Innovation and enterprise blog

19 May 2016

Kikka Digga - Business & IP Centre Success Story

Kikka-Digga logoOn Saturday I visited Plumpton College near Lewes, for their annual open day. On display amongst the new-born lambs, Sussex wines, tractors and chainsaws was a stand for Kikka Digga. With my curiosity for all things new, I sauntered over and chatted to the demonstrator Nick Skaliotis. It turned out this was the very first public outing for the his new invention, which he claimed would make digging gardens significantly easier.

Mid-way through our conversation I asked if Nick had patented his invention, he looked more closely at me and said, "I know you". It turned out he has been a regular in the Business & IP Centre at the British Library. In addition to getting help with his patent from our wonderful Inventor in Residence Mark Shehean. He also attended several of our workshops including lean start-up webinar, social media for business and trade marks.

Kikka-Digga image
After hearing Nick’s story I just had to buy his product to see if it really did live up to his claims.

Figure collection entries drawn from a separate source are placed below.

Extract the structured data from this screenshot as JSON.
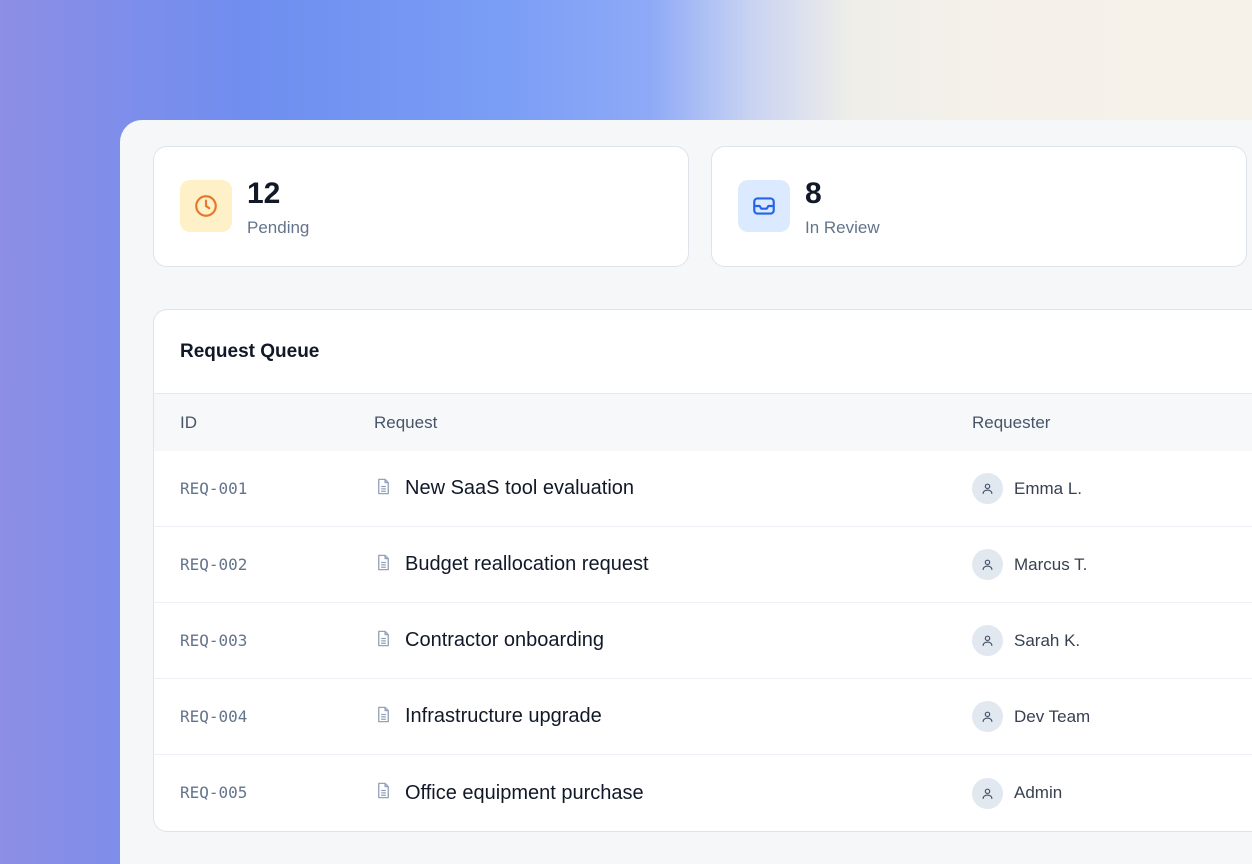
{
  "stats": [
    {
      "value": "12",
      "label": "Pending",
      "icon": "clock-icon",
      "icon_color": "#e8772e",
      "icon_bg": "#fef0c7"
    },
    {
      "value": "8",
      "label": "In Review",
      "icon": "inbox-icon",
      "icon_color": "#2563eb",
      "icon_bg": "#dbeafe"
    }
  ],
  "queue": {
    "title": "Request Queue",
    "columns": [
      "ID",
      "Request",
      "Requester"
    ],
    "rows": [
      {
        "id": "REQ-001",
        "request": "New SaaS tool evaluation",
        "requester": "Emma L."
      },
      {
        "id": "REQ-002",
        "request": "Budget reallocation request",
        "requester": "Marcus T."
      },
      {
        "id": "REQ-003",
        "request": "Contractor onboarding",
        "requester": "Sarah K."
      },
      {
        "id": "REQ-004",
        "request": "Infrastructure upgrade",
        "requester": "Dev Team"
      },
      {
        "id": "REQ-005",
        "request": "Office equipment purchase",
        "requester": "Admin"
      }
    ]
  }
}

Also, I hoped it would help me to avoid the lower back-pain I now get every time I dig over my vegetable patch.

As soon as I got home I took the two pieces of metal out of package and installed them onto my fork. This was as simple as the instructions indicated with just two items to clamp onto my fork.

As you can see from my photos below, I was able to dig over a small section of my very weedy heavy clay soil quickly and easily using Kikka Digga. And, even better, I had no twinges in my lower back afterwards. So I am definitely sold on the product.

I also like the name Kikka Digga, for being simple and memorable. And it has even more k’s than the legendary Kodak brand. George Eastman said about the letter k, “it seems a strong, incisive sort of letter.” I am also glad to see that Nick has registered the name at the UK Intellectual Property Office.

Kikka Digga trademark

You can see a demonstration of the invention in action on YouTube. And keep up to date with Nick’s progress on Facebook or Twitter.

I can’t wait to see how the gardeners of Great Britain take to this wonderful invention.

Kikka Digga 1

Kikka Digga newly assembled on my fork in seconds

Kikka Digga 2

My first few digs into my heavy clay soil are surprisingly easy

Kikka Digga 3

Misty is as impressed as I am by the speed and ease in digging up the plot.